In 1215 Louis the Lion, the son of the king of France, Philip Augustus, entered the territory of the duchy of Narbonne with an army. Philip had recognised Simon as Duke of Narbonne and now Louis, acting on his father's behalf, ordered the destruction of Narbonne's walls, to prevent any resistance to the royal will from being exercised later. Later that year the Fourth Council of the Lateran opened. Upon his return from the council in 1216, Arnaud Amalric tried to convince Aimery and the citizens of Narbonne to renounce their submission to Simon, but the duke of Narbonne was at the height of his power and the viscount and citizens renewed their submission and were put under Simon's protection.

==Restoration of peace==
In May 1217, Simon de Montfort was forced to besiege Toulouse after it had fallen into the hands of the deposed Count Raymond VI. Aimery participated in the siege and received the Papal letters defending Simon's actions and excoriating James of Aragon for supporting Raymond. After Simon's death during the siege (1218) and five more years of warfare, Raymond submitted and was appointed Duke of Narbonne in 1223. Aimery did him homage for his viscounty.

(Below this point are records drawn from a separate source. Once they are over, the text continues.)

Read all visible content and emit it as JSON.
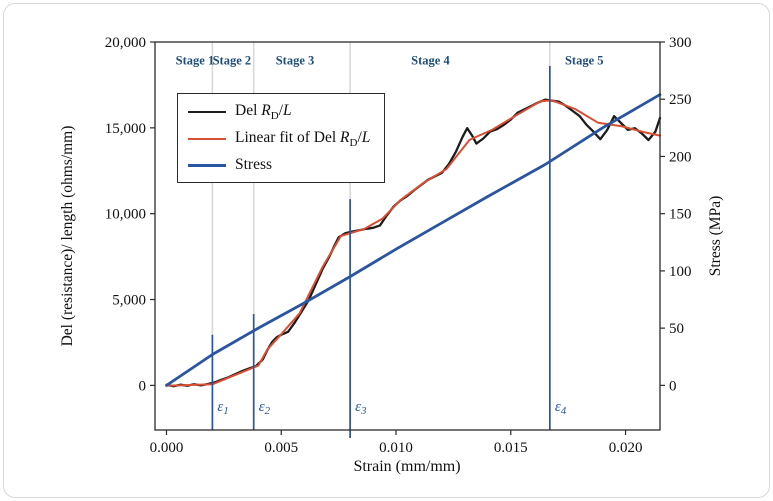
{
  "figure": {
    "background": "#ffffff",
    "border_color": "#d8d8d8",
    "frame_color": "#2b2b2b",
    "grid_color": "#d9d9d9"
  },
  "chart_data": {
    "type": "line",
    "title": "",
    "xlabel": "Strain (mm/mm)",
    "ylabel_left": "Del (resistance)/ length (ohms/mm)",
    "ylabel_right": "Stress (MPa)",
    "xlim": [
      -0.0005,
      0.0215
    ],
    "ylim_left": [
      -2600,
      20000
    ],
    "ylim_right": [
      -39,
      300
    ],
    "x_ticks": [
      0.0,
      0.005,
      0.01,
      0.015,
      0.02
    ],
    "x_tick_labels": [
      "0.000",
      "0.005",
      "0.010",
      "0.015",
      "0.020"
    ],
    "y_ticks_left": [
      0,
      5000,
      10000,
      15000,
      20000
    ],
    "y_tick_labels_left": [
      "0",
      "5,000",
      "10,000",
      "15,000",
      "20,000"
    ],
    "y_ticks_right": [
      0,
      50,
      100,
      150,
      200,
      250,
      300
    ],
    "y_tick_labels_right": [
      "0",
      "50",
      "100",
      "150",
      "200",
      "250",
      "300"
    ],
    "grid_x": [
      0.002,
      0.0038,
      0.008,
      0.0167
    ],
    "series": [
      {
        "name": "Del R_D/L",
        "axis": "left",
        "color": "#1c1c1c",
        "width": 2.3,
        "points": [
          [
            0.0,
            30
          ],
          [
            0.0003,
            -50
          ],
          [
            0.0006,
            40
          ],
          [
            0.0009,
            -20
          ],
          [
            0.0012,
            60
          ],
          [
            0.0015,
            0
          ],
          [
            0.0018,
            80
          ],
          [
            0.0021,
            170
          ],
          [
            0.0024,
            330
          ],
          [
            0.0027,
            470
          ],
          [
            0.003,
            650
          ],
          [
            0.0033,
            830
          ],
          [
            0.0036,
            980
          ],
          [
            0.0039,
            1120
          ],
          [
            0.0042,
            1520
          ],
          [
            0.0044,
            2080
          ],
          [
            0.0046,
            2520
          ],
          [
            0.0048,
            2800
          ],
          [
            0.005,
            2950
          ],
          [
            0.0053,
            3120
          ],
          [
            0.0056,
            3680
          ],
          [
            0.0059,
            4320
          ],
          [
            0.0062,
            4980
          ],
          [
            0.0065,
            5880
          ],
          [
            0.0068,
            6780
          ],
          [
            0.0071,
            7520
          ],
          [
            0.0073,
            8080
          ],
          [
            0.0075,
            8620
          ],
          [
            0.0078,
            8870
          ],
          [
            0.0081,
            8960
          ],
          [
            0.0084,
            9040
          ],
          [
            0.0087,
            9120
          ],
          [
            0.009,
            9180
          ],
          [
            0.0093,
            9320
          ],
          [
            0.0096,
            9900
          ],
          [
            0.0099,
            10420
          ],
          [
            0.0102,
            10780
          ],
          [
            0.0105,
            11040
          ],
          [
            0.0108,
            11380
          ],
          [
            0.0111,
            11680
          ],
          [
            0.0114,
            11980
          ],
          [
            0.0117,
            12180
          ],
          [
            0.012,
            12380
          ],
          [
            0.0123,
            12880
          ],
          [
            0.0126,
            13580
          ],
          [
            0.0129,
            14480
          ],
          [
            0.0131,
            14980
          ],
          [
            0.0133,
            14580
          ],
          [
            0.0135,
            14080
          ],
          [
            0.0138,
            14380
          ],
          [
            0.0141,
            14780
          ],
          [
            0.0144,
            14920
          ],
          [
            0.0147,
            15180
          ],
          [
            0.015,
            15480
          ],
          [
            0.0153,
            15880
          ],
          [
            0.0156,
            16080
          ],
          [
            0.0159,
            16280
          ],
          [
            0.0162,
            16480
          ],
          [
            0.0165,
            16640
          ],
          [
            0.0168,
            16580
          ],
          [
            0.0171,
            16520
          ],
          [
            0.0174,
            16280
          ],
          [
            0.0177,
            15980
          ],
          [
            0.018,
            15680
          ],
          [
            0.0183,
            15180
          ],
          [
            0.0186,
            14780
          ],
          [
            0.0189,
            14340
          ],
          [
            0.0192,
            14880
          ],
          [
            0.0195,
            15680
          ],
          [
            0.0198,
            15280
          ],
          [
            0.0201,
            14880
          ],
          [
            0.0204,
            14980
          ],
          [
            0.0207,
            14680
          ],
          [
            0.021,
            14290
          ],
          [
            0.0213,
            14780
          ],
          [
            0.0215,
            15580
          ]
        ]
      },
      {
        "name": "Linear fit of Del R_D/L",
        "axis": "left",
        "color": "#d94f33",
        "width": 2.0,
        "points": [
          [
            0.0,
            -20
          ],
          [
            0.002,
            60
          ],
          [
            0.004,
            1150
          ],
          [
            0.0044,
            2100
          ],
          [
            0.005,
            2980
          ],
          [
            0.0058,
            4200
          ],
          [
            0.0068,
            6900
          ],
          [
            0.0076,
            8700
          ],
          [
            0.0086,
            9100
          ],
          [
            0.0094,
            9700
          ],
          [
            0.0102,
            10800
          ],
          [
            0.0112,
            11800
          ],
          [
            0.0122,
            12600
          ],
          [
            0.0132,
            14300
          ],
          [
            0.0142,
            14900
          ],
          [
            0.0152,
            15700
          ],
          [
            0.0163,
            16550
          ],
          [
            0.0168,
            16600
          ],
          [
            0.0178,
            16100
          ],
          [
            0.0188,
            15300
          ],
          [
            0.0198,
            15100
          ],
          [
            0.0208,
            14750
          ],
          [
            0.0215,
            14550
          ]
        ]
      },
      {
        "name": "Stress",
        "axis": "right",
        "color": "#2b55a0",
        "width": 2.8,
        "points": [
          [
            0.0,
            0
          ],
          [
            0.002,
            27
          ],
          [
            0.004,
            50
          ],
          [
            0.006,
            72
          ],
          [
            0.008,
            95
          ],
          [
            0.01,
            119
          ],
          [
            0.012,
            142
          ],
          [
            0.014,
            165
          ],
          [
            0.0165,
            193
          ],
          [
            0.019,
            225
          ],
          [
            0.0215,
            254
          ]
        ]
      }
    ],
    "marker_lines": {
      "color": "#2b55a0",
      "label_y": -1500,
      "items": [
        {
          "x": 0.002,
          "y_top": 2950,
          "symbol": "ε",
          "sub": "1",
          "overhang": 0
        },
        {
          "x": 0.0038,
          "y_top": 4150,
          "symbol": "ε",
          "sub": "2",
          "overhang": 0
        },
        {
          "x": 0.008,
          "y_top": 10850,
          "symbol": "ε",
          "sub": "3",
          "overhang": 8
        },
        {
          "x": 0.0167,
          "y_top": 18600,
          "symbol": "ε",
          "sub": "4",
          "overhang": 0
        }
      ]
    },
    "stage_labels": {
      "color": "#1f4e7a",
      "y": 18700,
      "items": [
        {
          "text": "Stage 1",
          "x": 0.00124
        },
        {
          "text": "Stage 2",
          "x": 0.00285
        },
        {
          "text": "Stage 3",
          "x": 0.0056
        },
        {
          "text": "Stage 4",
          "x": 0.0115
        },
        {
          "text": "Stage 5",
          "x": 0.0182
        }
      ]
    }
  },
  "legend": {
    "items": [
      {
        "color": "#1c1c1c",
        "thickness": 2.6,
        "segments": [
          {
            "t": "Del "
          },
          {
            "t": "R",
            "italic": true
          },
          {
            "t": "D",
            "sub": true
          },
          {
            "t": "/"
          },
          {
            "t": "L",
            "italic": true
          }
        ]
      },
      {
        "color": "#d94f33",
        "thickness": 2.2,
        "segments": [
          {
            "t": "Linear fit of Del "
          },
          {
            "t": "R",
            "italic": true
          },
          {
            "t": "D",
            "sub": true
          },
          {
            "t": "/"
          },
          {
            "t": "L",
            "italic": true
          }
        ]
      },
      {
        "color": "#2b55a0",
        "thickness": 3.2,
        "segments": [
          {
            "t": "Stress"
          }
        ]
      }
    ]
  }
}
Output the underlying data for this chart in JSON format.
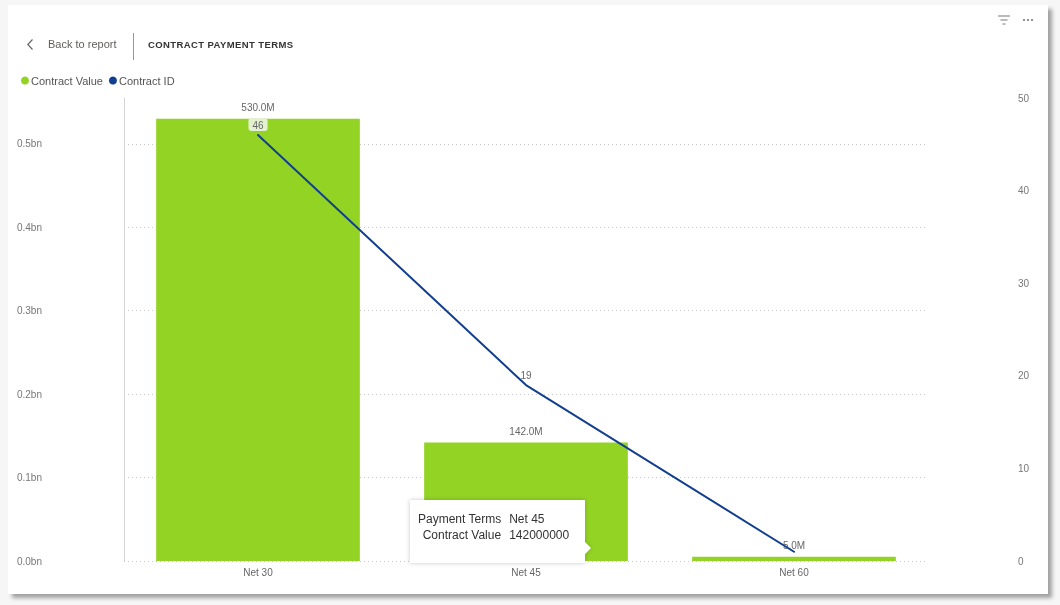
{
  "chart_data": {
    "type": "bar",
    "title": "CONTRACT PAYMENT TERMS",
    "annotations": [
      "Back to report",
      "Payment Terms",
      "Net 45",
      "Contract Value",
      "142000000"
    ],
    "categories": [
      "Net 30",
      "Net 45",
      "Net 60"
    ],
    "series": [
      {
        "name": "Contract Value",
        "color": "#93d324",
        "values": [
          530000000,
          142000000,
          5000000
        ],
        "value_labels": [
          "530.0M",
          "142.0M",
          "5.0M"
        ]
      },
      {
        "name": "Contract ID",
        "type": "line",
        "axis": "y2",
        "color": "#123e8f",
        "values": [
          46,
          19,
          1
        ],
        "value_labels": [
          "46",
          "19",
          null
        ]
      }
    ],
    "ylim": [
      0,
      555000000
    ],
    "yticks": [
      {
        "value": 0,
        "label": "0.0bn"
      },
      {
        "value": 100000000,
        "label": "0.1bn"
      },
      {
        "value": 200000000,
        "label": "0.2bn"
      },
      {
        "value": 300000000,
        "label": "0.3bn"
      },
      {
        "value": 400000000,
        "label": "0.4bn"
      },
      {
        "value": 500000000,
        "label": "0.5bn"
      }
    ],
    "y2lim": [
      0,
      50
    ],
    "y2ticks": [
      0,
      10,
      20,
      30,
      40,
      50
    ],
    "grid": "y",
    "legend": "top left",
    "marker": "none"
  }
}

Although Aimery's final years were externally peaceful, he had many internal disputes to contend with. He died in February 1239, leaving Narbonne to his eldest son, Amalric I. Aimery's first wife, in 1202, was a Catalan noblewoman, Guillema of Castellvell, separated wife of Guillaume Raymond de Montcada and mother of Guillem II de Montcada, viscount of Bearn. They separated before August 1208.

Aimery's second marriage was to Marguerite de Marly, a Frenchwoman. All of his five children were borne by her.